The magic trick is called base64 encoding. The essence is that e-mail body with attachments is encoded so that it is represented in ASCII characters only. Encoded text becomes larger by 20-30%.
I just checked with my own Thunderbird, added the size column, and I confirmed your observation. Files are "bloated". Another good reason for deleting attachments from the "sent files" in the Sent folder.
My explanation for that is that TB is doing "MIME encoding" of all attachements ensure reliability of transfer.
Apparently, if we do drag+drop of attachments, which I always do, it may use the incorrect MIME type and use the default
application/octet-stream
I just sent myself another email with my same 8.2 MB PDF file, using the file navigator to select, as recommended by some, and it made no difference to the "bloat" to 11.3 MB. Looking at the email source, I get the following for the attachment part:
That shows correct mapping as PDF type, and it also shows transfer encoding as base64, which my gut tells me might be a misfit, does anyone know how to have that use base32 encoding instead ?
Thanks guys
This explanation will be useful to many
re: ” Another good reason for deleting attachments from the "sent files" in the Sent folder.”
Could make sense. But you know, many are keeping everything in their outbox to be able to search when they sent which version and to whom - making their back-in-time research easier.
Matter of choice, here.
I’ve wondered for a very long time if this ASCII-only encoding is still needed. Supposedly back in the early days for the Internet, back in the pre-AOL days when you had to either work on a DARPA sponsored project or “know somebody” to get Internet access, some of the main “backbone” was 7-bit only so this base-64 expansion was developed as a way to send binary data over the possibly 7-bit backbone segments.

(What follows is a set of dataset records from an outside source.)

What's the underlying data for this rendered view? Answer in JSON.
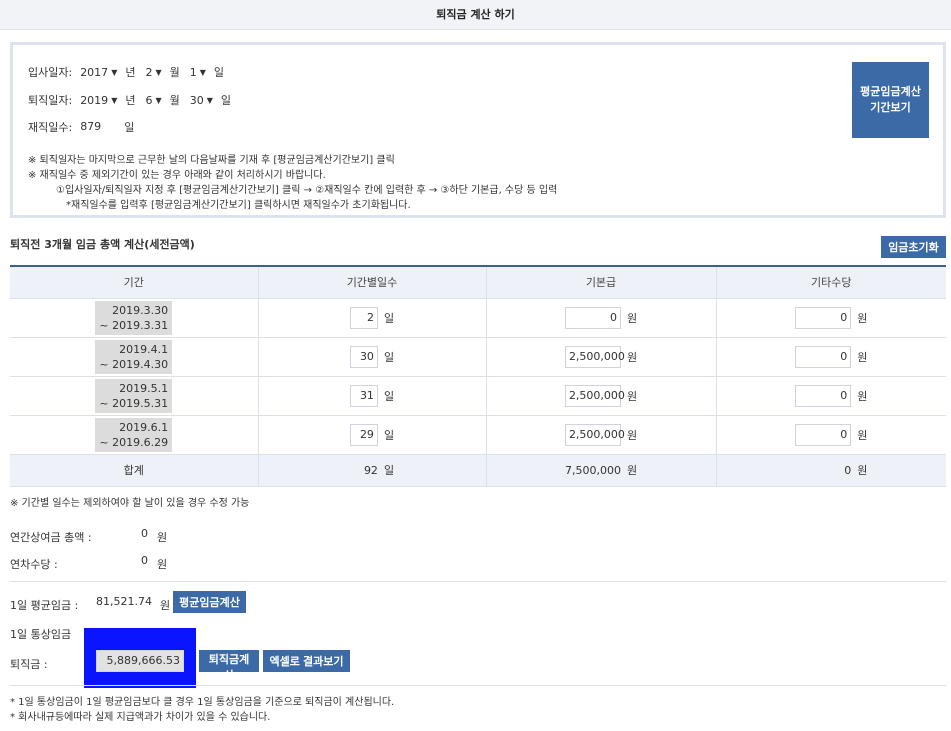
{
  "page_title": "퇴직금 계산 하기",
  "dates": {
    "hire_label": "입사일자:",
    "hire_year": "2017",
    "hire_month": "2",
    "hire_day": "1",
    "retire_label": "퇴직일자:",
    "retire_year": "2019",
    "retire_month": "6",
    "retire_day": "30",
    "unit_year": "년",
    "unit_month": "월",
    "unit_day": "일",
    "service_label": "재직일수:",
    "service_days": "879",
    "service_unit": "일",
    "avg_period_button": "평균임금계산\n기간보기",
    "notes": [
      "※ 퇴직일자는 마지막으로 근무한 날의 다음날짜를 기재 후 [평균임금계산기간보기] 클릭",
      "※ 재직일수 중 제외기간이 있는 경우 아래와 같이 처리하시기 바랍니다.",
      "①입사일자/퇴직일자 지정 후 [평균임금계산기간보기] 클릭 → ②재직일수 칸에 입력한 후 → ③하단 기본급, 수당 등 입력",
      "*재직일수를 입력후 [평균임금계산기간보기] 클릭하시면 재직일수가 초기화됩니다."
    ]
  },
  "wage_section": {
    "title": "퇴직전 3개월 임금 총액 계산(세전금액)",
    "reset_button": "임금초기화",
    "headers": [
      "기간",
      "기간별일수",
      "기본급",
      "기타수당"
    ],
    "day_unit": "일",
    "won_unit": "원",
    "rows": [
      {
        "period_line1": "2019.3.30",
        "period_line2": "~ 2019.3.31",
        "days": "2",
        "base": "0",
        "other": "0"
      },
      {
        "period_line1": "2019.4.1",
        "period_line2": "~ 2019.4.30",
        "days": "30",
        "base": "2,500,000",
        "other": "0"
      },
      {
        "period_line1": "2019.5.1",
        "period_line2": "~ 2019.5.31",
        "days": "31",
        "base": "2,500,000",
        "other": "0"
      },
      {
        "period_line1": "2019.6.1",
        "period_line2": "~ 2019.6.29",
        "days": "29",
        "base": "2,500,000",
        "other": "0"
      }
    ],
    "total": {
      "label": "합계",
      "days": "92",
      "base": "7,500,000",
      "other": "0"
    },
    "note": "※ 기간별 일수는 제외하여야 할 날이 있을 경우 수정 가능"
  },
  "extras": {
    "bonus_label": "연간상여금 총액 :",
    "bonus_value": "0",
    "leave_label": "연차수당 :",
    "leave_value": "0",
    "won_unit": "원"
  },
  "results": {
    "avg_label": "1일 평균임금 :",
    "avg_value": "81,521.74",
    "avg_unit": "원",
    "avg_button": "평균임금계산",
    "ordinary_label": "1일 통상임금",
    "severance_label": "퇴직금 :",
    "severance_value": "5,889,666.53",
    "calc_button": "퇴직금계산",
    "excel_button": "엑셀로 결과보기"
  },
  "footnotes": [
    "* 1일 통상임금이 1일 평균임금보다 클 경우 1일 통상임금을 기준으로 퇴직금이 계산됩니다.",
    "* 회사내규등에따라 실제 지급액과가 차이가 있을 수 있습니다."
  ],
  "colors": {
    "accent": "#3b6aa6",
    "highlight": "#0a14ff",
    "header_bg": "#eef1f7"
  }
}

Like Linus asking on the Kernel mailing list “does anyone still have working MFM/RLL hard drives running?", if not I’d like to remove support for them from the kernel”, so I wonder if any 7-bit networking hardware is still in use? I doubt if streaming services base64 encode/decode the videos that we watch, unless it is built into the codecs used.
IMO it was never actually needed. I never could really understand the need to distinguish text and binary data and files. Both of them are just byte values and the difference lays in the way they are interpreted, and not in the data as such.
Let me disagree, please. 7-bits was not network hardware limitation. It was software limitation by design. Core information interchange protocols (telnet, pop, smtp, ftp, etc.) were designed for textual information interchange in text. Hence the lock to 7-bit ASCII.